A flurry of news reports Friday evening said Bragg asked law enforcement authorities in New York City to begin discussions about the security issues and logistics involved in responding to a potential indictment of Trump there. It’s unclear whether the potential criminal charge would result in Trump being arrested at his new home in Florida, but one of Trump’s attorneys, Joseph Tacopina, has said Trump would turn himself in to face the charges in Manhattan if a grand jury returns an indictment in the coming days.
But Trump’s
new call for supporters to “take our nation back” is indicative of the type of civil unrest he could unleash if he faces charges. His description of his anticipated arrest followed a lengthy, rambling thread in which he claimed “The American Dream is dead” and falsely asserted the 2020 election was stolen from him. The rhetoric is similar to his remarks on Jan. 6, 2021, when he urged supporters to “fight like hell” to prevent Joe Biden from taking office.
“If you don’t fight like hell, you’re not going to have a country anymore,” Trump said at the time, before thousands of supporters marched to the Capitol and stormed the building, endangering Congress and the transfer of power.
Trump’s clarion call to his backers came in a pair of
rambling social media posts early Saturday that painted a grim, dystopian vision of America and suggested that his arrest was imminent.
“Our nation is now third world & dying. The American dream is dead!
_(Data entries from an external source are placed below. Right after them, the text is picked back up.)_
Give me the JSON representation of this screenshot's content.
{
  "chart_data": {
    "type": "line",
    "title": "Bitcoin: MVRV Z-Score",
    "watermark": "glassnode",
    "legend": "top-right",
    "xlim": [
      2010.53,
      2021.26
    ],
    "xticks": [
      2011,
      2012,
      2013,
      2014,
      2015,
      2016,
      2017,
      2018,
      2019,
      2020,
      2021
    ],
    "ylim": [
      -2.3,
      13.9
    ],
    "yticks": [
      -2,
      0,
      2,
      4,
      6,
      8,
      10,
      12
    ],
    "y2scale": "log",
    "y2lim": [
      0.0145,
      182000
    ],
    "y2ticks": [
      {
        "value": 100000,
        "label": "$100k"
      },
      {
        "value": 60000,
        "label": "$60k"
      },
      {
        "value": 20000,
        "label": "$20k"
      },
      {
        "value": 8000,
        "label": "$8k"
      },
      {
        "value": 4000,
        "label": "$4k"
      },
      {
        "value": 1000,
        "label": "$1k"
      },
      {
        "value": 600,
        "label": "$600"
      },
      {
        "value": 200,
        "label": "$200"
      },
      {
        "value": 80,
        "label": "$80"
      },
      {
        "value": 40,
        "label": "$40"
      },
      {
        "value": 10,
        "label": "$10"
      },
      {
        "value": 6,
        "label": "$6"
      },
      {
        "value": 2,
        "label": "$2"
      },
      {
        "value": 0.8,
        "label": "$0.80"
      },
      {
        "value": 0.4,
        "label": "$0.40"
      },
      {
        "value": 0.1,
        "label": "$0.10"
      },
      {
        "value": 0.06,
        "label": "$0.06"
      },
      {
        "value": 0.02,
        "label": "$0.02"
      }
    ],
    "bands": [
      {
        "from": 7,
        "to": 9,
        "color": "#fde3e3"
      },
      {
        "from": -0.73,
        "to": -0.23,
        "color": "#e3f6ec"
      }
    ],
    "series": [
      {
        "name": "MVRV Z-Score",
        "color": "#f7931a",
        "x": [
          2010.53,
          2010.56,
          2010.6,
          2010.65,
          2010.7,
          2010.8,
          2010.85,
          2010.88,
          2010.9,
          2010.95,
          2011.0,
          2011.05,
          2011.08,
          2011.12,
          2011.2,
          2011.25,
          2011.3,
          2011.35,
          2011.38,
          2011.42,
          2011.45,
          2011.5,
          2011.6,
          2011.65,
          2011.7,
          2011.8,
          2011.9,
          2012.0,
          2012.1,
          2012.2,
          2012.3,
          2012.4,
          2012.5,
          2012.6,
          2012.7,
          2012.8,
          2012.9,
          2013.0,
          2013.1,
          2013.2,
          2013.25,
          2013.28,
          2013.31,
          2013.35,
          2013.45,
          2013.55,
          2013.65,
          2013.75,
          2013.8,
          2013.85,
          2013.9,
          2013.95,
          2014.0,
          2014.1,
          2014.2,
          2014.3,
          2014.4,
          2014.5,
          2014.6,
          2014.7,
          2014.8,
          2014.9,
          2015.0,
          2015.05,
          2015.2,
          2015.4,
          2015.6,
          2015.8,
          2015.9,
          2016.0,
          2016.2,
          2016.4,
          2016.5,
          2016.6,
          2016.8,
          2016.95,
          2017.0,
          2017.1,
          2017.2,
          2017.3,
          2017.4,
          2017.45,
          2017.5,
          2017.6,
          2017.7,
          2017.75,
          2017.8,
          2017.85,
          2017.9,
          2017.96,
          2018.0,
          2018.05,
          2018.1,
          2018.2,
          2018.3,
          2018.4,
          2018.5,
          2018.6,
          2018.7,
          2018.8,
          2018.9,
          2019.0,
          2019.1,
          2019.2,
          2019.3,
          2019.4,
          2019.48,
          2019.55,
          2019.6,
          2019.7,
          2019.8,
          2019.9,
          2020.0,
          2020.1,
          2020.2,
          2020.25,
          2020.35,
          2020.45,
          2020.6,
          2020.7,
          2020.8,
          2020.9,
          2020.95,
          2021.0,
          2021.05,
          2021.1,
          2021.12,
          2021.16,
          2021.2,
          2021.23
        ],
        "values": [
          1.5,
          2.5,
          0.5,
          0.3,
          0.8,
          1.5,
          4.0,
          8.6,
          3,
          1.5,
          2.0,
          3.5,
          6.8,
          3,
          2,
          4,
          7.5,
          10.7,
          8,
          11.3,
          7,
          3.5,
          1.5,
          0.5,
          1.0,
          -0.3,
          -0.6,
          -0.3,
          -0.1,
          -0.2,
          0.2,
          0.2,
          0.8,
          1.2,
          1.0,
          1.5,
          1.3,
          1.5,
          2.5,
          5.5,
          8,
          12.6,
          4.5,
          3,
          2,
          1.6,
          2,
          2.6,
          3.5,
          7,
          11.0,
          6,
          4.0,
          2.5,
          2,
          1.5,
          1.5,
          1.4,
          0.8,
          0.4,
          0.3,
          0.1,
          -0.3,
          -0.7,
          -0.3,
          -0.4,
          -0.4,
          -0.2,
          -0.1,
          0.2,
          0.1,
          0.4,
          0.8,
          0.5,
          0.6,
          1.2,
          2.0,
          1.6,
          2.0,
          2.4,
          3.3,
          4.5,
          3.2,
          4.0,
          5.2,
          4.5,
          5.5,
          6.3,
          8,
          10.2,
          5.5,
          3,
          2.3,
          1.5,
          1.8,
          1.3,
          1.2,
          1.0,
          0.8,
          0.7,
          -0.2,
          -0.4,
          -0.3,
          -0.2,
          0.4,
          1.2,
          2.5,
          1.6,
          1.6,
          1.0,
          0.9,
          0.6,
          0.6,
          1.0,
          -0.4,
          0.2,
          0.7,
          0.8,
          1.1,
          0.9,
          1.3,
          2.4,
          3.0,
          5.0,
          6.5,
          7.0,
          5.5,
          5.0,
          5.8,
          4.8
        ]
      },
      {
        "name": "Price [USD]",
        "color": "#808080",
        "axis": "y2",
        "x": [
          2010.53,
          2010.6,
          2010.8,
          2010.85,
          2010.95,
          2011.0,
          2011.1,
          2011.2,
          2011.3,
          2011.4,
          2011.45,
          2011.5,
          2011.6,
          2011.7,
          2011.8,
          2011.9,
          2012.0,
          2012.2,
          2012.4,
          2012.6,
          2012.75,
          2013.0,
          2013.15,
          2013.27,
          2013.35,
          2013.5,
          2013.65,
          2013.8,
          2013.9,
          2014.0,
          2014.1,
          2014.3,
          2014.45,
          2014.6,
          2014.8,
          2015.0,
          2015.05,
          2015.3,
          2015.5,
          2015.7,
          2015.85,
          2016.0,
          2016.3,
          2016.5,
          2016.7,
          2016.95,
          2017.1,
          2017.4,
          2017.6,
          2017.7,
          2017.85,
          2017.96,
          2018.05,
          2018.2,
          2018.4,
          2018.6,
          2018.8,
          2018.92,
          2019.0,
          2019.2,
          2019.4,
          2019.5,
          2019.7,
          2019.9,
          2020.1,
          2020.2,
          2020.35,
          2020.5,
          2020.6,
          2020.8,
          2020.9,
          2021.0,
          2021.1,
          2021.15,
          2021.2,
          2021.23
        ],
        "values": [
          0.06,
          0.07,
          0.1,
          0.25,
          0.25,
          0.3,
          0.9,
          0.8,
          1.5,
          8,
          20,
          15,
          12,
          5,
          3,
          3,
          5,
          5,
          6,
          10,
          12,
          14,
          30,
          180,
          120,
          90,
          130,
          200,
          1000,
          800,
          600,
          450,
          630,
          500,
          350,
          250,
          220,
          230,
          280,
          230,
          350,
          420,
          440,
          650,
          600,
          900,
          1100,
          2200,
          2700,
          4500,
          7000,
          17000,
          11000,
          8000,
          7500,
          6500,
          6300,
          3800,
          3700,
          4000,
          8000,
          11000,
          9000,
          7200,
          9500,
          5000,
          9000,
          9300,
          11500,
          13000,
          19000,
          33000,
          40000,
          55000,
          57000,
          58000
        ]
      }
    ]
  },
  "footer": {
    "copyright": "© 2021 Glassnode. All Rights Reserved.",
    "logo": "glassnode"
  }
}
The radical left anarchists have stollen [sic] our presidential election, and with it, the heart of our our [sic] country. American patriots are being arrested & held in captivity like animals, while criminals & leftist thugs are allowed to roam the streets, killing & burning with no retribution,” Trump wrote.
Bragg’s predecessor as district attorney, Cy Vance Jr., conducted a lengthy investigation into the Trump Organization’s business practices. That probe resulted in tax evasion charges against two Trump business entities and the group’s longtime chief financial officer, Allen Weisselberg. He pleaded guilty last year and a jury convicted the Trump companies on the charges.
However, the probe did not result in any charges against Trump himself before Vance was replaced by Bragg at the start of last year. One of the prosecutors leading that investigation quit, saying that Bragg had balked at proceeding with a broad tax fraud and business fraud case.
However, Bragg’s investigation has intensified in recent months on a far narrower issue: whether Trump committed a crime by disguising a $130,000 payment to adult film star Stormy Daniels in 2016 as a legal expense rather than as an expenditure aimed at boosting his then-ongoing presidential campaign.
The former Trump attorney who made the arrangements, Michael Cohen, pleaded guilty in 2018 to federal charges, including one admitting to a federal campaign finance law violation in connection with the payment. However, Trump was never charged over his role.
Trump has repeatedly denied wrongdoing in connection with the payment and has denied Daniels’ claim that the pair had sex on one occasion in 2006.
Trump’s legal straits aren’t limited to the Manhattan probe. He’s facing an anticipated indictment in Fulton County, Ga., where a district attorney has been investigating his effort to subvert the 2020 election. He’s also facing increasingly acute legal threats from a special counsel probe into his election subversion attempt and efforts to prevent the government from reclaiming scores of sensitive national security documents stashed at his Mar-a-Lago estate.